Qué fácil hace todo Matías Piñeiro. Qué manera simple y eficaz de inventar imágenes. Con qué virtuosismo su cámara resuelve lo que los diálogos de la película plantean como una contradicción con la que los personajes no sólo tienen que convivir sino que además dicen disfrutar: Agustina Muñoz afirma que no quiere ir a Estados Unidos y que no va estar con el chico que allá la espera, pero inmediatamente después dice que tal vez vaya y que tal vez termine estando con el chico, sólo porque le gusta contradecirse. Esta expresión de deseo, que es puro parlamento, que es puro guion, Piñeiro la vuelve imagen nueva fundiendo dos planos en contrapicado que a la vez son dos travellings que avanzan en direcciones opuestas: nos alejamos del cielo de Buenos Aires al tiempo que nos acercamos al cielo de Nueva York a través del puente de San Francisco.
Los capítulos de Hermia & Helena no están divididos por las leyendas que se imprimen sobre la pantalla y que informan, entre otras cosas, el paso del tiempo, sino por este tipo de fundidos encadenados que exponen la naturaleza del sistema formal adoptado por la película y encierran la complejidad de un modo de decir único, novedoso, singular. El plano final, también en contrapicado, con ese cielo cargado de nubes y relámpagos, no es otra cosa que la confirmación de la puesta en escena: celebración de la noche y de la tormenta que se viene, celebración de los cielos que se funden para descomponer el mundo.
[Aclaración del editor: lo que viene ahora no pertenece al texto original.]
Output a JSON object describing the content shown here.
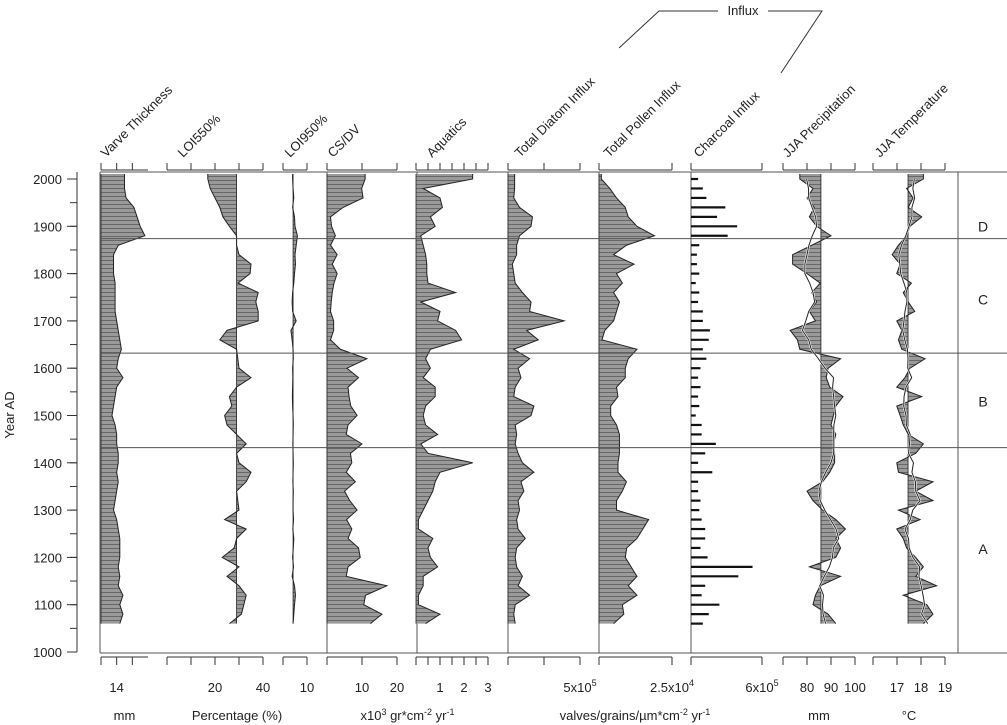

A medida que la película avanza el juego se hace evidente; el alejamiento, que no es distancia ni frialdad de la forma sino puro ensayo y desorientación, es paulatino pero constante: sobre las imágenes se lee “un mes antes”, “dos meses antes”, “tres meses antes”, pero el personaje de María Villar parece no bajarse nunca del camión de mudanzas que maneja, como si se tratase siempre de un mismo viaje. Los personajes de Piñeiro son piezas de ese juego con el tiempo y el espacio que el director viene haciendo desde sus primeras películas.
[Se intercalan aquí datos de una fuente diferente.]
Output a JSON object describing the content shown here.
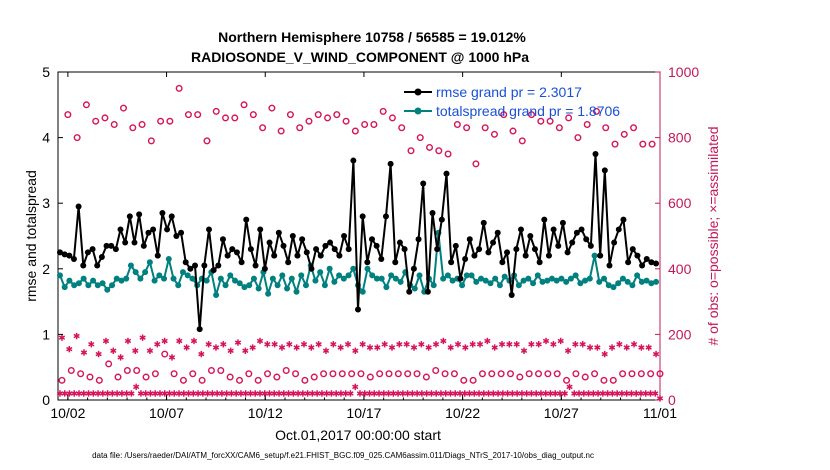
{
  "chart_data": {
    "type": "line",
    "title_line1": "Northern Hemisphere 10758 / 56585 = 19.012%",
    "title_line2": "RADIOSONDE_V_WIND_COMPONENT @ 1000 hPa",
    "xlabel": "Oct.01,2017 00:00:00 start",
    "ylabel_left": "rmse and totalspread",
    "ylabel_right": "# of obs: o=possible; ×=assimilated",
    "ylim_left": [
      0,
      5
    ],
    "ylim_right": [
      0,
      1000
    ],
    "xlim_days": [
      0.5,
      31.0
    ],
    "x_tick_labels": [
      "10/02",
      "10/07",
      "10/12",
      "10/17",
      "10/22",
      "10/27",
      "11/01"
    ],
    "x_tick_days": [
      1,
      6,
      11,
      16,
      21,
      26,
      31
    ],
    "y_ticks_left": [
      "0",
      "1",
      "2",
      "3",
      "4",
      "5"
    ],
    "y_ticks_right": [
      "0",
      "200",
      "400",
      "600",
      "800",
      "1000"
    ],
    "series": [
      {
        "name": "rmse",
        "legend": "rmse grand pr = 2.3017",
        "color": "#000000",
        "values": [
          2.25,
          2.22,
          2.2,
          2.15,
          2.95,
          2.05,
          2.25,
          2.3,
          2.05,
          2.18,
          2.35,
          2.35,
          2.3,
          2.6,
          2.4,
          2.8,
          2.4,
          2.83,
          2.35,
          2.55,
          2.6,
          2.2,
          2.85,
          2.6,
          2.8,
          2.5,
          2.55,
          2.1,
          2.0,
          2.05,
          1.08,
          2.05,
          2.6,
          1.98,
          2.05,
          2.45,
          2.2,
          2.3,
          2.25,
          2.1,
          2.75,
          2.3,
          2.05,
          2.6,
          2.0,
          2.4,
          2.2,
          2.55,
          2.35,
          2.1,
          2.5,
          2.2,
          2.45,
          2.25,
          2.0,
          2.3,
          2.2,
          2.35,
          2.4,
          2.3,
          2.2,
          2.5,
          2.3,
          3.65,
          1.38,
          2.8,
          2.1,
          2.45,
          2.35,
          2.15,
          2.8,
          3.6,
          2.1,
          2.4,
          2.3,
          1.65,
          2.0,
          2.45,
          3.3,
          1.65,
          2.85,
          2.3,
          2.75,
          3.45,
          2.1,
          2.35,
          1.85,
          2.15,
          2.45,
          2.2,
          2.3,
          2.7,
          2.25,
          2.4,
          2.55,
          2.1,
          2.25,
          1.6,
          2.3,
          2.6,
          2.2,
          2.5,
          2.3,
          2.1,
          2.75,
          2.2,
          2.6,
          2.35,
          2.7,
          2.25,
          2.4,
          2.55,
          2.6,
          2.45,
          2.35,
          3.75,
          2.2,
          3.5,
          2.05,
          2.4,
          2.6,
          2.75,
          2.1,
          2.3,
          2.2,
          2.05,
          2.15,
          2.1,
          2.08
        ]
      },
      {
        "name": "totalspread",
        "legend": "totalspread grand pr = 1.8706",
        "color": "#00807f",
        "values": [
          1.9,
          1.72,
          1.82,
          1.75,
          1.78,
          1.85,
          1.75,
          1.82,
          1.75,
          1.78,
          1.68,
          1.75,
          1.85,
          1.82,
          1.85,
          2.05,
          1.95,
          1.85,
          1.95,
          2.1,
          1.82,
          1.9,
          1.85,
          2.15,
          1.85,
          1.75,
          1.95,
          1.9,
          1.85,
          1.75,
          1.85,
          1.82,
          1.95,
          1.6,
          1.85,
          1.75,
          1.9,
          1.82,
          1.78,
          1.72,
          1.75,
          1.85,
          1.7,
          1.95,
          1.62,
          1.85,
          1.75,
          1.9,
          1.7,
          1.85,
          1.65,
          1.9,
          1.75,
          2.05,
          1.82,
          1.95,
          1.75,
          2.0,
          1.8,
          1.9,
          1.85,
          1.9,
          2.0,
          1.75,
          1.65,
          2.0,
          1.9,
          1.85,
          1.85,
          1.72,
          1.9,
          1.85,
          1.8,
          1.95,
          1.75,
          1.7,
          1.9,
          1.65,
          1.85,
          1.75,
          2.55,
          1.85,
          1.9,
          1.82,
          1.85,
          1.75,
          1.9,
          1.9,
          1.8,
          1.85,
          1.82,
          1.78,
          1.85,
          1.75,
          1.88,
          1.82,
          1.9,
          1.75,
          1.82,
          1.85,
          1.78,
          1.9,
          1.8,
          1.82,
          1.85,
          1.82,
          1.85,
          1.8,
          1.85,
          1.9,
          1.78,
          1.82,
          1.85,
          2.2,
          1.8,
          1.85,
          1.75,
          1.72,
          1.78,
          1.85,
          1.8,
          1.75,
          1.9,
          1.8,
          1.82,
          1.78,
          1.8
        ]
      },
      {
        "name": "obs_possible",
        "axis": "right",
        "marker": "circle",
        "color": "#d6145a",
        "values": [
          870,
          800,
          900,
          850,
          860,
          840,
          890,
          830,
          840,
          790,
          850,
          850,
          950,
          870,
          870,
          790,
          880,
          860,
          860,
          900,
          870,
          830,
          890,
          820,
          870,
          830,
          850,
          870,
          860,
          870,
          850,
          820,
          840,
          840,
          880,
          860,
          830,
          760,
          800,
          770,
          760,
          750,
          840,
          830,
          720,
          830,
          810,
          870,
          820,
          790,
          870,
          850,
          850,
          830,
          860,
          800,
          840,
          880,
          830,
          780,
          810,
          830,
          780,
          780
        ],
        "low_values": [
          60,
          90,
          80,
          70,
          60,
          110,
          70,
          90,
          90,
          70,
          80,
          140,
          80,
          60,
          80,
          60,
          90,
          90,
          70,
          60,
          80,
          60,
          80,
          70,
          90,
          80,
          60,
          70,
          80,
          80,
          80,
          80,
          80,
          70,
          80,
          80,
          80,
          80,
          80,
          70,
          90,
          80,
          80,
          60,
          60,
          80,
          80,
          80,
          80,
          70,
          80,
          80,
          80,
          80,
          60,
          80,
          70,
          80,
          60,
          60,
          80,
          80,
          80,
          80,
          80
        ]
      },
      {
        "name": "obs_assimilated",
        "axis": "right",
        "marker": "asterisk",
        "color": "#d6145a",
        "values": [
          190,
          155,
          195,
          145,
          170,
          140,
          180,
          150,
          130,
          180,
          150,
          190,
          150,
          170,
          180,
          130,
          180,
          160,
          180,
          140,
          170,
          160,
          170,
          150,
          175,
          150,
          160,
          180,
          170,
          170,
          160,
          170,
          160,
          170,
          160,
          170,
          150,
          170,
          160,
          170,
          150,
          170,
          160,
          160,
          170,
          160,
          170,
          170,
          160,
          170,
          160,
          170,
          180,
          160,
          170,
          160,
          170,
          170,
          180,
          160,
          170,
          170,
          170,
          150,
          170,
          170,
          180,
          170,
          180,
          150,
          170,
          170,
          160,
          160,
          140,
          160,
          170,
          160,
          170,
          160,
          160,
          140
        ],
        "low_values": [
          20,
          20,
          20,
          20,
          20,
          20,
          20,
          20,
          20,
          20,
          20,
          20,
          20,
          20,
          20,
          20,
          40,
          20,
          20,
          20,
          20,
          20,
          20,
          20,
          20,
          20,
          20,
          20,
          20,
          20,
          20,
          20,
          20,
          20,
          20,
          20,
          20,
          20,
          20,
          20,
          20,
          20,
          20,
          20,
          20,
          20,
          20,
          20,
          20,
          20,
          20,
          20,
          20,
          20,
          20,
          20,
          20,
          20,
          20,
          20,
          20,
          20,
          40,
          20,
          20,
          20,
          20,
          20,
          20,
          20,
          20,
          20,
          20,
          20,
          20,
          20,
          20,
          20,
          20,
          20,
          20,
          20,
          20,
          20,
          20,
          20,
          20,
          20,
          20,
          20,
          20,
          20,
          20,
          20,
          20,
          20,
          20,
          20,
          20,
          20,
          20,
          20,
          20,
          20,
          20,
          20,
          20,
          40,
          20,
          20,
          20,
          20,
          20,
          20,
          20,
          20,
          20,
          20,
          20,
          20,
          20,
          20,
          20,
          20,
          20,
          20,
          5
        ]
      }
    ],
    "footer": "data file: /Users/raeder/DAI/ATM_forcXX/CAM6_setup/f.e21.FHIST_BGC.f09_025.CAM6assim.011/Diags_NTrS_2017-10/obs_diag_output.nc"
  }
}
La funcionalidad de los objetos en su cine está asociada al movimiento y al traslado de los mismos antes que al simbolismo que estos puedan encerrar; por sus películas deambulan libros, cartas, postales, besos y nombres célebres, todo teñido de un aire de falsedad que no hace otra cosa que obedecer al artificio del engaño y la distracción: ningún libro es original, ninguna carta parece decir la verdad, ninguna postal devuelve la fisicidad del paisaje, ningún beso parece sentido. Es que en esa movilidad lo que prima no es la orientación y el ofrecimiento de pistas para llegar a un desenlace posible sino la idea del robo y la captura: primero fue Sarmiento; ahora, y desde Rosalinda, pasando por Viola y La princesa de Francia, es Shakespeare. Estos nombres célebres orbitan alrededor de los personajes, siempre de manera lateral, siempre como una presencia tácita antes que física. Las propias Hermia y Helena, de hecho, apenas tienen participación. Están ahí, como una línea que corre en paralelo a la historia principal pero que nunca se impone. Son personajes de un futuro sugerido e inminente pero jamás resuelto.
Piñeiro captura a Shakespeare para luego correrlo a un costado. Lo que vemos no es la adaptación de su obra, en este caso Sueño de una noche de verano, sino su apropiación y su consecuente descomposición.
El pasado literario y transnacional es el punto firme del que parte su cine para desordenar el presente. La solemnidad convertida en canon a través de los siglos se vuelve, película tras película, actualización del juego y el engaño a fuerza de repetición y desorden.
Hermia & Helena (Argentina, 2016), de Matías Piñeyro, 87′.